I enjoyed this idea of a stack of mattresses in the middle of an enchanted forest for a Knight to rest their body down after an awful fight. The book also had white pages with black lettering and black pages with white lettering. Which I believe this was to help differentiate what is written in the past, present and future. That being said, those are the only things I enjoyed.
When I finished the story, I was left quite flummoxed. Confused with the ending, I re-read the story to see if I could gain any new details that I might have glossed over the first time. Sadly, I didn't. I was still left unable to understand the ending.
Knowing that the story jumps from past to present, it was still an incredibly choppy read. It was hard to pick up and put down the book. The worst of this was the ending. I felt like we were thrust back and forth through time, with no flow. Any and all new information that we got was thrown at us. It never made the story clearer for the past or the future.
What I did find helped me understand why I left so flummoxed was the Note from the author at the end of the book. They state that they struggled with mental illness, and to quote, "these stories are very heavy-handed in this imagery."

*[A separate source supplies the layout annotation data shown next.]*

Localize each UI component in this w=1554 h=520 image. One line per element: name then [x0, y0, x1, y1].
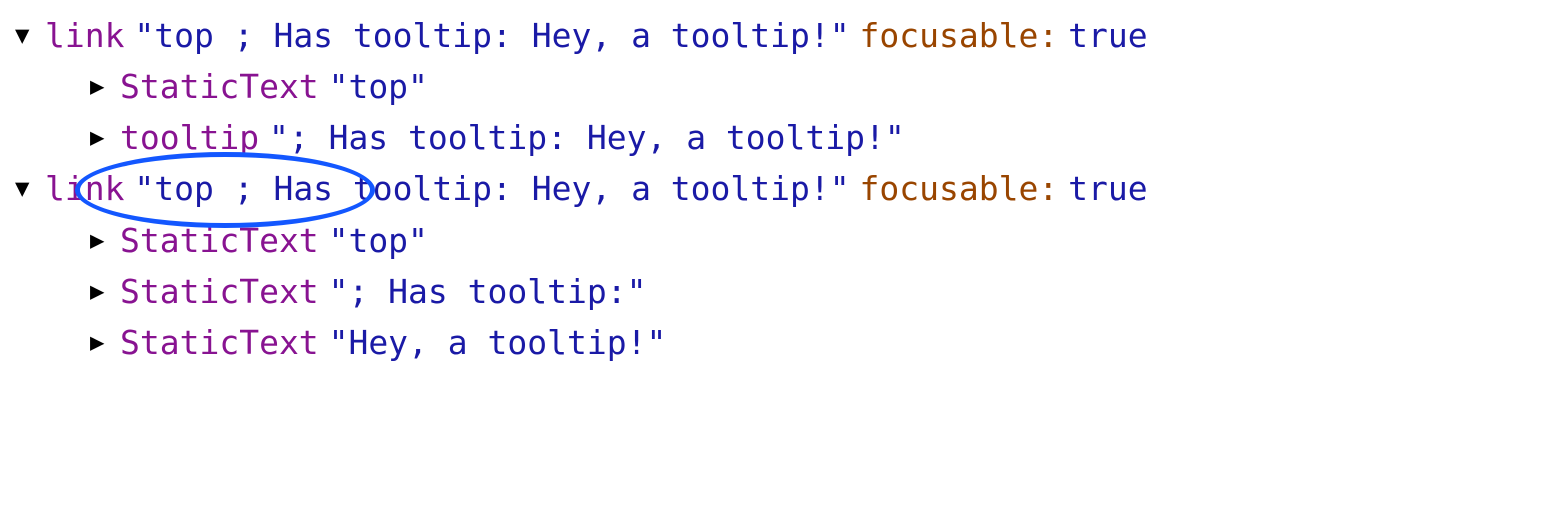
- tree-row[interactable]: tooltip "; Has tooltip: Hey, a tooltip!": [0, 112, 1554, 163]
- ax-attr-colon: :: [1038, 163, 1058, 214]
- ax-role: link: [45, 10, 124, 61]
- tree-row[interactable]: StaticText "top": [0, 215, 1554, 266]
- disclosure-triangle-icon[interactable]: [90, 222, 120, 259]
- disclosure-triangle-icon[interactable]: [90, 273, 120, 310]
- disclosure-triangle-icon[interactable]: [90, 68, 120, 105]
- disclosure-triangle-icon[interactable]: [90, 119, 120, 156]
- ax-role: StaticText: [120, 317, 319, 368]
- ax-value: "Hey, a tooltip!": [329, 317, 667, 368]
- ax-value: "top ; Has tooltip: Hey, a tooltip!": [134, 10, 849, 61]
- ax-role: tooltip: [120, 112, 259, 163]
- ax-role: link: [45, 163, 124, 214]
- ax-role: StaticText: [120, 61, 319, 112]
- tree-row[interactable]: link "top ; Has tooltip: Hey, a tooltip!…: [0, 163, 1554, 214]
- ax-attr-name: focusable: [860, 10, 1039, 61]
- ax-attr-value: true: [1068, 163, 1147, 214]
- ax-attr-value: true: [1068, 10, 1147, 61]
- ax-role: StaticText: [120, 266, 319, 317]
- disclosure-triangle-icon[interactable]: [15, 170, 45, 207]
- tree-row[interactable]: StaticText "top": [0, 61, 1554, 112]
- tree-row[interactable]: StaticText "Hey, a tooltip!": [0, 317, 1554, 368]
- ax-attr-name: focusable: [860, 163, 1039, 214]
- disclosure-triangle-icon[interactable]: [90, 324, 120, 361]
- tree-row[interactable]: StaticText "; Has tooltip:": [0, 266, 1554, 317]
- tree-row[interactable]: link "top ; Has tooltip: Hey, a tooltip!…: [0, 10, 1554, 61]
- ax-value: "top ; Has tooltip: Hey, a tooltip!": [134, 163, 849, 214]
- ax-value: "top": [329, 215, 428, 266]
- ax-value: "; Has tooltip:": [329, 266, 647, 317]
- ax-role: StaticText: [120, 215, 319, 266]
- disclosure-triangle-icon[interactable]: [15, 17, 45, 54]
- ax-value: "top": [329, 61, 428, 112]
- ax-value: "; Has tooltip: Hey, a tooltip!": [269, 112, 905, 163]
- ax-attr-colon: :: [1038, 10, 1058, 61]
- accessibility-tree: link "top ; Has tooltip: Hey, a tooltip!…: [0, 10, 1554, 368]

Imagery is wonderful, it allows us as the reader to invent and create the look and feel of a place and characters in a story. It helps us relate to the characters. This is, sadly, to Bronze's detriment. Having the main storyline be written through heavy-handed imagery creates a lot of confusion. Key descriptions of important past plot events are left out entirely for multiple events in the story. What should have been a story loop to tie everything together was a vague, loose timeline. I found myself unable to put together the puzzle that Bronze was trying to create.